16 July 2011

Nope, I'm not going to 'play' that way

Sometimes, you have to let the sun set.
Whoever said "Life isn't fair" sure wasn't lying.  That person should have quickly followed up with something along the lines of how much it stinks to be a grown up.  Currently, I want to throw myself on the ground and have a full blown temper fit but I can't - I've surpassed the age limit apparently.  Internally though, oh yeah I've gone there.

Guilt is a horrible weapon and one I don't use.  There are those who would say that I am insusceptible to guilt's power... those few would be wrong.  I work hard to not allow that type of passive aggressive manipulation to have it's hold on me but to say that I am immune to it is not true in the least.  It works on me and manages to make me feel horrible, the end result being that those people who attempt to manipulate me with it usually get their way.  It's a false victory but a victory for them all the same.
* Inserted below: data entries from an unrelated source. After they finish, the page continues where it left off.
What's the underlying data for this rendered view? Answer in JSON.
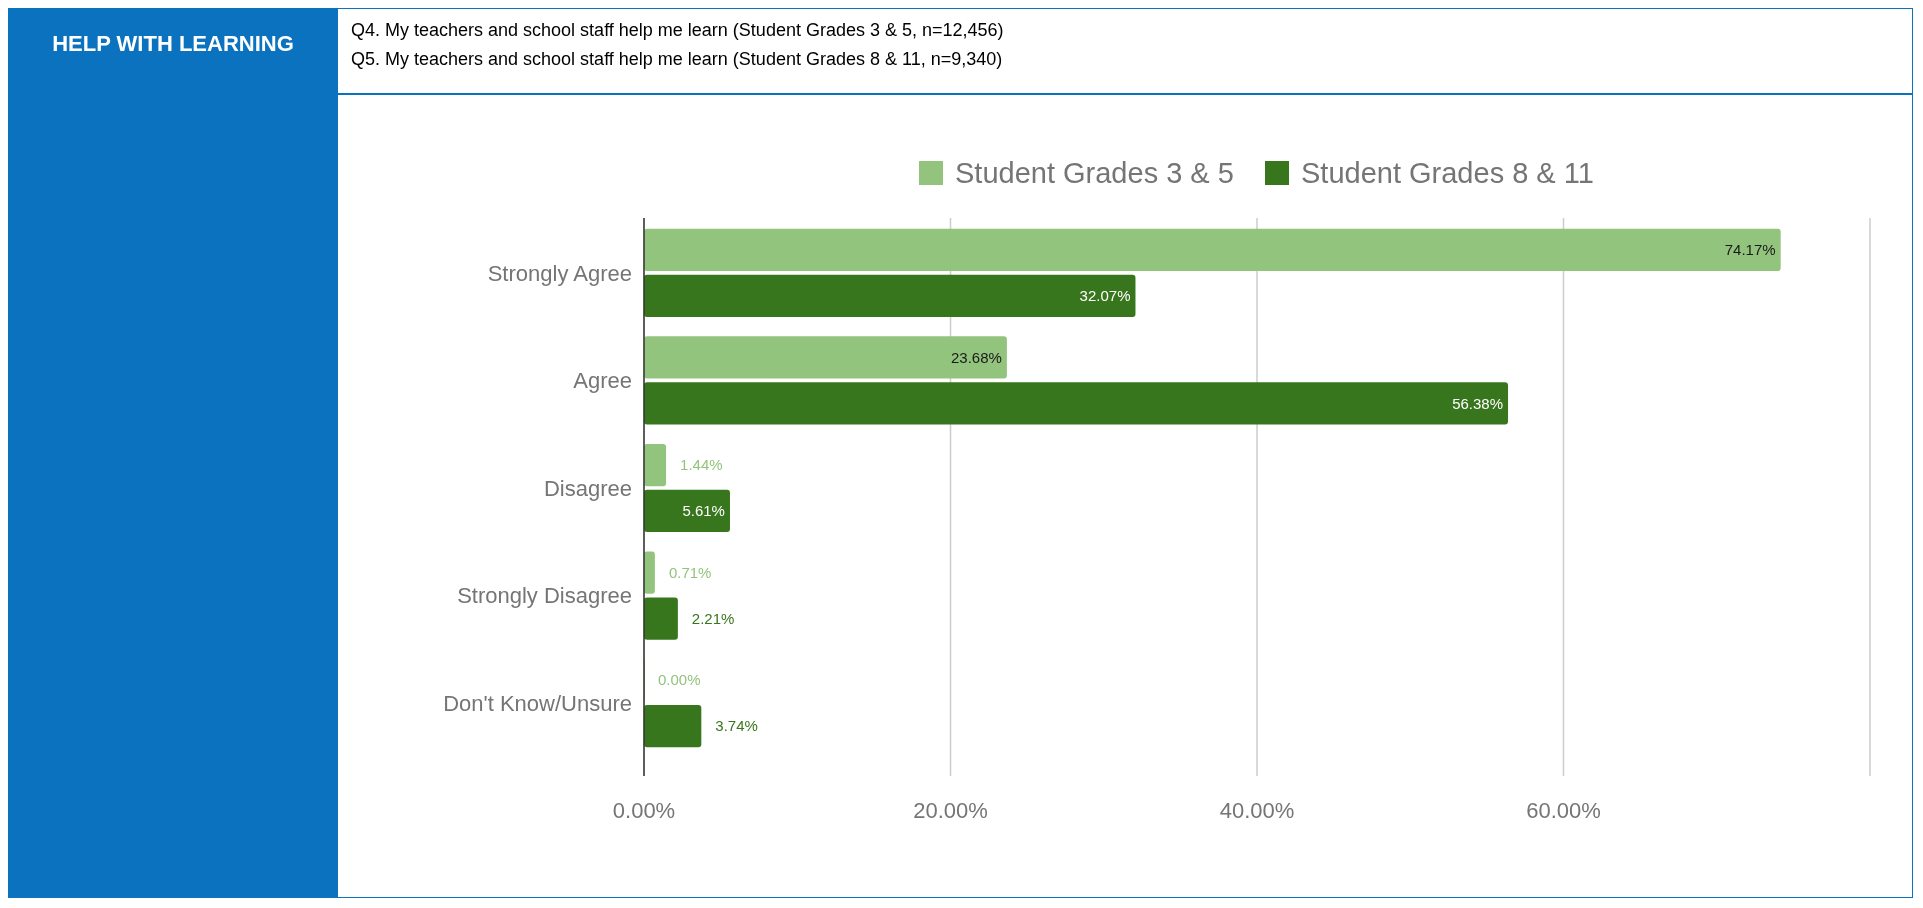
{
  "chart_data": {
    "type": "bar",
    "orientation": "horizontal",
    "title": "HELP WITH LEARNING",
    "subtitle": "Q4. My teachers and school staff help me learn (Student Grades 3 & 5, n=12,456)\nQ5. My teachers and school staff help me learn (Student Grades 8 & 11, n=9,340)",
    "categories": [
      "Strongly Agree",
      "Agree",
      "Disagree",
      "Strongly Disagree",
      "Don't Know/Unsure"
    ],
    "series": [
      {
        "name": "Student Grades 3 & 5",
        "color": "#93c47d",
        "values": [
          74.17,
          23.68,
          1.44,
          0.71,
          0
        ],
        "value_labels": [
          "74.17%",
          "23.68%",
          "1.44%",
          "0.71%",
          "0.00%"
        ]
      },
      {
        "name": "Student Grades 8 & 11",
        "color": "#38761d",
        "values": [
          32.07,
          56.38,
          5.61,
          2.21,
          3.74
        ],
        "value_labels": [
          "32.07%",
          "56.38%",
          "5.61%",
          "2.21%",
          "3.74%"
        ]
      }
    ],
    "xlim": [
      0,
      80
    ],
    "xticks": [
      {
        "value": 0,
        "label": "0.00%"
      },
      {
        "value": 20,
        "label": "20.00%"
      },
      {
        "value": 40,
        "label": "40.00%"
      },
      {
        "value": 60,
        "label": "60.00%"
      },
      {
        "value": 80,
        "label": null
      }
    ],
    "grid": "x",
    "legend": "top"
  }
}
As of today, I am refusing to give in to guilt.  If someone wants to play that card, they can count me out.  Verbal, non verbal, aggressive or passive aggressive - I want none of it.  I don't care if you a dear friend or a loving relative.  I will not play your game.  I don't guilt anyone because if that is the only means to an end, I would rather go without.  I would prefer that someone would like to do something, instead of feeling obligated to do something.  I hold nothing over anyone's head - or give the impression of such goings on. 

Do or do not... it's that simple.  Guilt has no place here.